Resiliparse language tools.
Fast Language Detection
Resiliparse has a very fast n-gram-based language detector for 101 languages that can be used for fast bulk tagging of many input texts. The model is extremely simple and runs in linear time with only a single pass over the text, making it much faster than other language detection tools.
from resiliparse.parse.lang import detect_fast as d print(d('''Call me Ishmael. Some years ago—never mind how long precisely—having little or no money in my purse, and nothing particular to interest me on shore, I thought I would sail about a little and see the watery part of the world.''')) # >>> ('en', 426) print(d('''Als Gregor Samsa eines Morgens aus unruhigen Träumen erwachte, fand er sich in seinem Bett zu einem ungeheueren Ungeziefer verwandelt.''')) # >>> ('de', 596) print(d('''Le 24 février 1815, la vigie de Notre-Dame de la Garde signala le trois-mâts le Pharaon, venant de Smyrne, Trieste et Naples.''')) # >>> ('fr', 616)

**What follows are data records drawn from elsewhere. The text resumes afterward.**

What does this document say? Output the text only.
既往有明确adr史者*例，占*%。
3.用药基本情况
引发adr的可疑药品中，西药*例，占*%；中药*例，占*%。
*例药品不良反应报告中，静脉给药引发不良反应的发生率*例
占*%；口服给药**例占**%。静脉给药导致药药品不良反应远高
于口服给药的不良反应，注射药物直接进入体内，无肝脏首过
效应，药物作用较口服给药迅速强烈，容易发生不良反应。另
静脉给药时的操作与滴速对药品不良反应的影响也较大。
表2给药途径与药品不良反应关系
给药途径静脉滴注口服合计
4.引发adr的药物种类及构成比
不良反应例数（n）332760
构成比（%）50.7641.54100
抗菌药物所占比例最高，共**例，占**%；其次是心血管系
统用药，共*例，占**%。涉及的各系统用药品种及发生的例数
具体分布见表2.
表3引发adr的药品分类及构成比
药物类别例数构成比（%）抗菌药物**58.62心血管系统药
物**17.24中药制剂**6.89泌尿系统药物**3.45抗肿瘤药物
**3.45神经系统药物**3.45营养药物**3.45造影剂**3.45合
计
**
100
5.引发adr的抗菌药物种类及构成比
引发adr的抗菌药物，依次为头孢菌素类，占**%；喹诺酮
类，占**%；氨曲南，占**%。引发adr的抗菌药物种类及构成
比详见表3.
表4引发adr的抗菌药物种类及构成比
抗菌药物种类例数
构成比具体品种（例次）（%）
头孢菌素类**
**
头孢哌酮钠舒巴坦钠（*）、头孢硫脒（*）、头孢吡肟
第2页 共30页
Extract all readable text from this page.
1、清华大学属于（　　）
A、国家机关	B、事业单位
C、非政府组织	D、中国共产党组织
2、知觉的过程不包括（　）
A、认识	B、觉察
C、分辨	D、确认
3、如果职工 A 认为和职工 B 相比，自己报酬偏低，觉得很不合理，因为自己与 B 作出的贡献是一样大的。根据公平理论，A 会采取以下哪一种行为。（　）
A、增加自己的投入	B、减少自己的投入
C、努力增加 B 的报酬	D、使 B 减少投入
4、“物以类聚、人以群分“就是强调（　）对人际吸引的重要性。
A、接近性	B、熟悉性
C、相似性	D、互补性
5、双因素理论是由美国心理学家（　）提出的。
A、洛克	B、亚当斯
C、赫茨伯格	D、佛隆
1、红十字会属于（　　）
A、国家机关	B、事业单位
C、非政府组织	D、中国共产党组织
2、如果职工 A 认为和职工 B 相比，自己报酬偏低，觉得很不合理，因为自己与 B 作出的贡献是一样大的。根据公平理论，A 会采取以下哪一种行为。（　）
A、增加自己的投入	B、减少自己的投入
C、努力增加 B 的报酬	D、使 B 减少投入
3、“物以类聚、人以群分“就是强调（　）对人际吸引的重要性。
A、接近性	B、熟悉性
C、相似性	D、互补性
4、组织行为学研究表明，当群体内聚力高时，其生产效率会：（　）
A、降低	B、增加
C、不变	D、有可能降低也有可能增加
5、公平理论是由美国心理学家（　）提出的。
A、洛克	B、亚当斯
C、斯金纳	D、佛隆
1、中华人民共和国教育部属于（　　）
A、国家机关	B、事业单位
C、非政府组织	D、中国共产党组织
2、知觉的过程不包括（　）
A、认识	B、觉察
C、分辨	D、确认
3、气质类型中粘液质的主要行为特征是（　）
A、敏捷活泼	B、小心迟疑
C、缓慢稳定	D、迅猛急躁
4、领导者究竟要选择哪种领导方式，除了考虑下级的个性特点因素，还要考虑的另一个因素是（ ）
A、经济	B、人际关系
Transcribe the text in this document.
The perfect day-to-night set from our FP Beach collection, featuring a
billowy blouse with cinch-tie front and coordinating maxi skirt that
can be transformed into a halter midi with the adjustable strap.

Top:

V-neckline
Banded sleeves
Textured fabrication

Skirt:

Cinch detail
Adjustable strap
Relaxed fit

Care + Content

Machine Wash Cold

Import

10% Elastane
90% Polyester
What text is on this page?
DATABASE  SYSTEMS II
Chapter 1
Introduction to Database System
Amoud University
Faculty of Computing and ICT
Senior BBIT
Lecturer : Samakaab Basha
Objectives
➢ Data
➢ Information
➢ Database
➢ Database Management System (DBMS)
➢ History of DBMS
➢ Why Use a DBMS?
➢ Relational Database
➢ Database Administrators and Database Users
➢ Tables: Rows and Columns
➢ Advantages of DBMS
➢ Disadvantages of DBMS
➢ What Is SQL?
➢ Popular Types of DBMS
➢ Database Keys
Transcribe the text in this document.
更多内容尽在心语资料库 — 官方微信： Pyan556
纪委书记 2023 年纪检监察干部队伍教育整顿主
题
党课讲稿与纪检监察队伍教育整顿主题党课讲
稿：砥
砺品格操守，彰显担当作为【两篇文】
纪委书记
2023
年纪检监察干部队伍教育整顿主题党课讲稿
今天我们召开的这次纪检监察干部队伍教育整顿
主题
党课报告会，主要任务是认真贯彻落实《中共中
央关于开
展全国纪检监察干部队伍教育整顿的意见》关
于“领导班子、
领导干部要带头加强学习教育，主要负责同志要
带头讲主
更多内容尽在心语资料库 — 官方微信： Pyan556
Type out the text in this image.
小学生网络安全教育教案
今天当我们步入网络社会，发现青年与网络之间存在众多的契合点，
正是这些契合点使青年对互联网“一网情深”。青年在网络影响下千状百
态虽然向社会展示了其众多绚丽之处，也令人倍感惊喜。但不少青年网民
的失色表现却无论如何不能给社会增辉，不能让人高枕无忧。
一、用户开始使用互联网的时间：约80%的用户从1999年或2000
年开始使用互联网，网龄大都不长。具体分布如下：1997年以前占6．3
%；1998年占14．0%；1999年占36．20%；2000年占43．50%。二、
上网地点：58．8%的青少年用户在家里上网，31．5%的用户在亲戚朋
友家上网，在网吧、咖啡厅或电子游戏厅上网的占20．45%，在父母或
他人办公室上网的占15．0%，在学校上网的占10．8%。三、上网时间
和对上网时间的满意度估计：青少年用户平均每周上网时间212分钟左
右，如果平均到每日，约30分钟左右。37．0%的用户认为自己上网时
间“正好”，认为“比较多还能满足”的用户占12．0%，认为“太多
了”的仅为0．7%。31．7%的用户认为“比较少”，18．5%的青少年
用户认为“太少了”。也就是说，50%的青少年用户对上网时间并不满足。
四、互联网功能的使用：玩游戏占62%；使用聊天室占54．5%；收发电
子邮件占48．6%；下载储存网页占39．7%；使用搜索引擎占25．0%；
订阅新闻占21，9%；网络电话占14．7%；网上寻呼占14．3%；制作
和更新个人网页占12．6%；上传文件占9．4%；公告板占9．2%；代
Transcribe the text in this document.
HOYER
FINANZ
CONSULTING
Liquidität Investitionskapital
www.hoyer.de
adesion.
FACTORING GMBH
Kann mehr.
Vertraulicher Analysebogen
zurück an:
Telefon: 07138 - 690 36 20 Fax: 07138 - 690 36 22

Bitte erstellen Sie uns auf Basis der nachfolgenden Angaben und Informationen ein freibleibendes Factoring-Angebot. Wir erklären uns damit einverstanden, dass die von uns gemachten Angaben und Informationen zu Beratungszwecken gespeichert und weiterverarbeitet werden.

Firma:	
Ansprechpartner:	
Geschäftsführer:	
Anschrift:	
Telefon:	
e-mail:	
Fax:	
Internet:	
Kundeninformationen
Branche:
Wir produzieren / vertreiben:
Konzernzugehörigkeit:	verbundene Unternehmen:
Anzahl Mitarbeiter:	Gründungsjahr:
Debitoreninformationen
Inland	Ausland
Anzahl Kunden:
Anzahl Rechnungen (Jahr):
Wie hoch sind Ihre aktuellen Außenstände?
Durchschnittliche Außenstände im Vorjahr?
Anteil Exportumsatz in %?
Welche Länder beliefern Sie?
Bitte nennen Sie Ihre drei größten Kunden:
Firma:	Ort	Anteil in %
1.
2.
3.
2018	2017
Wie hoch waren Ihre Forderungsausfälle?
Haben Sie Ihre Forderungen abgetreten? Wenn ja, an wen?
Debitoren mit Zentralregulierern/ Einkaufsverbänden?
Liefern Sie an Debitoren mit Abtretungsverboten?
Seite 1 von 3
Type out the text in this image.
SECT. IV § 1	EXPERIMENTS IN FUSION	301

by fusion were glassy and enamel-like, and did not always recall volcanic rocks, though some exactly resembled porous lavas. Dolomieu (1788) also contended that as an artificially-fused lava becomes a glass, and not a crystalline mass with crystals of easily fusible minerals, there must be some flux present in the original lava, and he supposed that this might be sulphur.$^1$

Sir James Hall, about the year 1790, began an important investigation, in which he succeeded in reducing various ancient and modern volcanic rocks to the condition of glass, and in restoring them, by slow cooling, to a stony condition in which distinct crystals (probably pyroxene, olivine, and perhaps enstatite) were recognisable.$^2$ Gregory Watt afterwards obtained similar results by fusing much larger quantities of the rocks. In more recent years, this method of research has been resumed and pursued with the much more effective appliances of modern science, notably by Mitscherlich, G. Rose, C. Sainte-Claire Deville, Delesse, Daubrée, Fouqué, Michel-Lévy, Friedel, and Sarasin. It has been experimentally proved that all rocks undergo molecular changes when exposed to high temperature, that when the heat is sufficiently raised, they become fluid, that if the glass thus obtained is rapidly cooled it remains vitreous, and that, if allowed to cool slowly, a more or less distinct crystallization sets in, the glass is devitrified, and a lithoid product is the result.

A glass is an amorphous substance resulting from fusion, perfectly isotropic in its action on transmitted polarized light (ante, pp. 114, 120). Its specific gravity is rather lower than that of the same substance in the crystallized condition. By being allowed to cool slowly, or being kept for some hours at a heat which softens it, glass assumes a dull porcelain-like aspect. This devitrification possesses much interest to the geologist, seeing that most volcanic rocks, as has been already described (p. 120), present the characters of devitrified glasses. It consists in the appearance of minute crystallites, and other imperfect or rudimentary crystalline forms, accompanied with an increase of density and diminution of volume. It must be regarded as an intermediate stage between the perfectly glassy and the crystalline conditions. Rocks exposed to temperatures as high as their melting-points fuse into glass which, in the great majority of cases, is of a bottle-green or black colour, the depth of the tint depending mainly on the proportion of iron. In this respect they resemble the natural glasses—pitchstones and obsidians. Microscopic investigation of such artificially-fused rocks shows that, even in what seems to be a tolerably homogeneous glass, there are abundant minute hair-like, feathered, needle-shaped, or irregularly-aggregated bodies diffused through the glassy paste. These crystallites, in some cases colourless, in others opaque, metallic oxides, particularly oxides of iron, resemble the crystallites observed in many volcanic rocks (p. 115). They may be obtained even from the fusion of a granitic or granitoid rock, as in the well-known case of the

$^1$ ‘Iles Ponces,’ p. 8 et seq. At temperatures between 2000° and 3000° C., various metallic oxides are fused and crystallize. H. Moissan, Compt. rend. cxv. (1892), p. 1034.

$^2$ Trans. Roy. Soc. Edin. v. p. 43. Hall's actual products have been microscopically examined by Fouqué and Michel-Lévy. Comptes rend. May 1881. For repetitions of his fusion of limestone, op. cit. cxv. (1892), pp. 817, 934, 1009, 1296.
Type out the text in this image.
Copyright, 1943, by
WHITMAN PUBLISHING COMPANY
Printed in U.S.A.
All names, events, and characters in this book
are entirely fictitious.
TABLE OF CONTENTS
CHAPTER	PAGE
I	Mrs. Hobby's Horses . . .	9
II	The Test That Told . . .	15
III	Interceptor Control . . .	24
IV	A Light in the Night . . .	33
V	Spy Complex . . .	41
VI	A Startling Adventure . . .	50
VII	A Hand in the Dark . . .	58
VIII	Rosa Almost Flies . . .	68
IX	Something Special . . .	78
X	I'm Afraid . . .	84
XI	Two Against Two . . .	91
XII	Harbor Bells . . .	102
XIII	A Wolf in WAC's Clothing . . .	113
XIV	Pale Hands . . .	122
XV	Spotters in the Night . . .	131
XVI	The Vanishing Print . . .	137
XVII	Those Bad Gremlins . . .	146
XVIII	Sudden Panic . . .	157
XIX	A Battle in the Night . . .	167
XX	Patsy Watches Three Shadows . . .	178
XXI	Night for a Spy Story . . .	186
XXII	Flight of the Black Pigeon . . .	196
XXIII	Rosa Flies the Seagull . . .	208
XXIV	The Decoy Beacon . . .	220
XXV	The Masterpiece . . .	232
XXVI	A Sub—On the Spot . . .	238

detect_fast() returns a tuple with the detected language and its out-of-place measure, a rank-order value indicating how much the text’s n-gram ranks differ from the closest pre-trained language profile. The lower the value, the more accurate the prediction probably is. Values above 1200 are most likely false results. Longer input texts usually lead to much lower rank values and hence more accurate results.
Instead of only a single result, the language detector can also return a sorted list of possible language matches if you want to analyze and weight them further:
print(d('''To Sherlock Holmes she is always the woman. I have seldom heard him mention her under any other name. In his eyes she eclipses and predominates the whole of her sex. It was not that he felt any emotion akin to love for Irene Adler.''', n_results=5)) # >>> [('en', 430), ('da', 463), ('no', 469), ('af', 481), ('fr', 491)]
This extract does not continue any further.